Master Learning Objective Review Guide:
Summary
1. A570_Learning Objectives Class #1 a. Chapter 3 b. Chapter 6 2. A570_Learning Objectives_Class 2 3. A570_Learning Objectives_Class 3 4. A570_Learning Objectives_Class 4_Valuation II 5. A570_Learning Objectives_Class 7 c. Chapter 18: An Introduction to Deal Design in M&A d. Chapter 20: Choosing the Form of Financing and Payment e. Chapter 22: Structuring and Valuing Contingent Payments in M&A f. Chapter 23: Risk Management in M&A 6. A570_Learning Objectives_Class 8 g. Chapter 16: Financial Accounting for Mergers and Acquisitions h.
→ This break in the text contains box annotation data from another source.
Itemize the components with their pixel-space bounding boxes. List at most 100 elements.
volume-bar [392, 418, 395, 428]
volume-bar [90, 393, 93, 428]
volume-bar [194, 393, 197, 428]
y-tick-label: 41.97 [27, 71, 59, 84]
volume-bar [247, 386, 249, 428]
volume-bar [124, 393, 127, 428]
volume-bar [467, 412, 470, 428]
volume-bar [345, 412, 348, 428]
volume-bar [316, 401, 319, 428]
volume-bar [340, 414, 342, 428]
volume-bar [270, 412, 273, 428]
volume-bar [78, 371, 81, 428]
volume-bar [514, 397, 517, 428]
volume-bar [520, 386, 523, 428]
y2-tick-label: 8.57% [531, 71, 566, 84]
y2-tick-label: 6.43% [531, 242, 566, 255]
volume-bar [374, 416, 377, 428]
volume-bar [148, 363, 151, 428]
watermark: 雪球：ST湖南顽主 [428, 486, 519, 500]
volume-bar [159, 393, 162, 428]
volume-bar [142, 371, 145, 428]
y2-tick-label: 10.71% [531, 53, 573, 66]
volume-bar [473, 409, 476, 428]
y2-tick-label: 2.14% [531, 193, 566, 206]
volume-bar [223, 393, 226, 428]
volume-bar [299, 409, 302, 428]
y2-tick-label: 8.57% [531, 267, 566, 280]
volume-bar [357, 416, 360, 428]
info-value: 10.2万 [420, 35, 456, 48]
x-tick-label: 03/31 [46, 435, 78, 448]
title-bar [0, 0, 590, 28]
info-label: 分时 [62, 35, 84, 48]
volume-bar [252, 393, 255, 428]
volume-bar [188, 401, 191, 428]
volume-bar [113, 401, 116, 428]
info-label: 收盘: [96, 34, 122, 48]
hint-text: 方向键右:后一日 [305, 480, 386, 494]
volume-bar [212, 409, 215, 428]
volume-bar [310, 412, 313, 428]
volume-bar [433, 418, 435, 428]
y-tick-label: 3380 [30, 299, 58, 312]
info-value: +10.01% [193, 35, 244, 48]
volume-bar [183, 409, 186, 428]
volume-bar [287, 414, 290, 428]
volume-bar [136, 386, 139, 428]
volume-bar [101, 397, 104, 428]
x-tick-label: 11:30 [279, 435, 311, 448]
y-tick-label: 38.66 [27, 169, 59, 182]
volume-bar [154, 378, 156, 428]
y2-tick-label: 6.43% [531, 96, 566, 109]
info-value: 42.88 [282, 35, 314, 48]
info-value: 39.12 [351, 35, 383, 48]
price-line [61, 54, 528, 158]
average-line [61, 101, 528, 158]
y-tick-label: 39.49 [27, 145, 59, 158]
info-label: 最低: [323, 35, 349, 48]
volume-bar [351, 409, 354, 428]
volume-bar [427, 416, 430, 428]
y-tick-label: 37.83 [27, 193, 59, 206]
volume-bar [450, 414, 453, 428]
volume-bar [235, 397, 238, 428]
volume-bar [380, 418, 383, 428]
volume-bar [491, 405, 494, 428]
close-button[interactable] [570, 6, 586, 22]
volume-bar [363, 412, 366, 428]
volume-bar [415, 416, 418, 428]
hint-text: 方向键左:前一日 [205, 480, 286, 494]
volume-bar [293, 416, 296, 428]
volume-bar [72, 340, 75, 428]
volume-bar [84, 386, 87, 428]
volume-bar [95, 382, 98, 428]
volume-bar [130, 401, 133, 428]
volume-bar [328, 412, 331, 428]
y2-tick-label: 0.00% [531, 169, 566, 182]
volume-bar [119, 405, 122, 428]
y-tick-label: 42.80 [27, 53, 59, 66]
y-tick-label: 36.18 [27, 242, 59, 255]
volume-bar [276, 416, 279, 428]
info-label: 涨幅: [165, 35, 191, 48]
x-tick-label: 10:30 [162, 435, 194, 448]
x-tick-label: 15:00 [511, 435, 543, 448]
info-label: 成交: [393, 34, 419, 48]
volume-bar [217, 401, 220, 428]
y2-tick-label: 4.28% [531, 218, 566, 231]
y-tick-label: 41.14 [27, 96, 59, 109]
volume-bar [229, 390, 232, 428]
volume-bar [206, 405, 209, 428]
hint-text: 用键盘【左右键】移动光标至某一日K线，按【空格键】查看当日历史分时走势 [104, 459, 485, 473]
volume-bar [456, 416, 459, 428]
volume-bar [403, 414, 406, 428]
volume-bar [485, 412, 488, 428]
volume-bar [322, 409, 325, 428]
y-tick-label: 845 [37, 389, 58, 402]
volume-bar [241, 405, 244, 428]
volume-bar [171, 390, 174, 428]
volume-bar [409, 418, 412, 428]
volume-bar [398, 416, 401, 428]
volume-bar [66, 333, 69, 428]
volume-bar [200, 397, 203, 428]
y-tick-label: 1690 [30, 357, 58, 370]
Chapter 19: Choosing the Form of an Acquisitive Reorganization
A570_Learning Objectives_Class #1
Chapter 1 1. While I do not want you to memorize the lists contained in Chapter 1, I think that they provide a useful model for thinking about M&A. Bruner opines that M&A outcomes (see #2) are driven by “structure” and “conduct”, but that structure and conduct also interact with each other. a. In the case of “structure”, Bruner is referring to “what exists.” He is thinking of exactly the kinds of issues one contemplates when looking at a “SWOT” analysis. As you will recall, the “SW” side of the analysis deals with issues that are INTERNAL to the company (its resources—both capital and labor, and what it is capable—and incapable—of doing) while the OT side of the analysis deals with issues that are EXTERNAL to the company (changes in the marketplace, new technologies, competitors that could invade the company’s turf and competitors whose turf the company can invade). The “structure” part of the equation is “deterministic”; in other words, it is based on “causality.” b. In the case of “conduct”, the authors are referring to the behavior of the participants.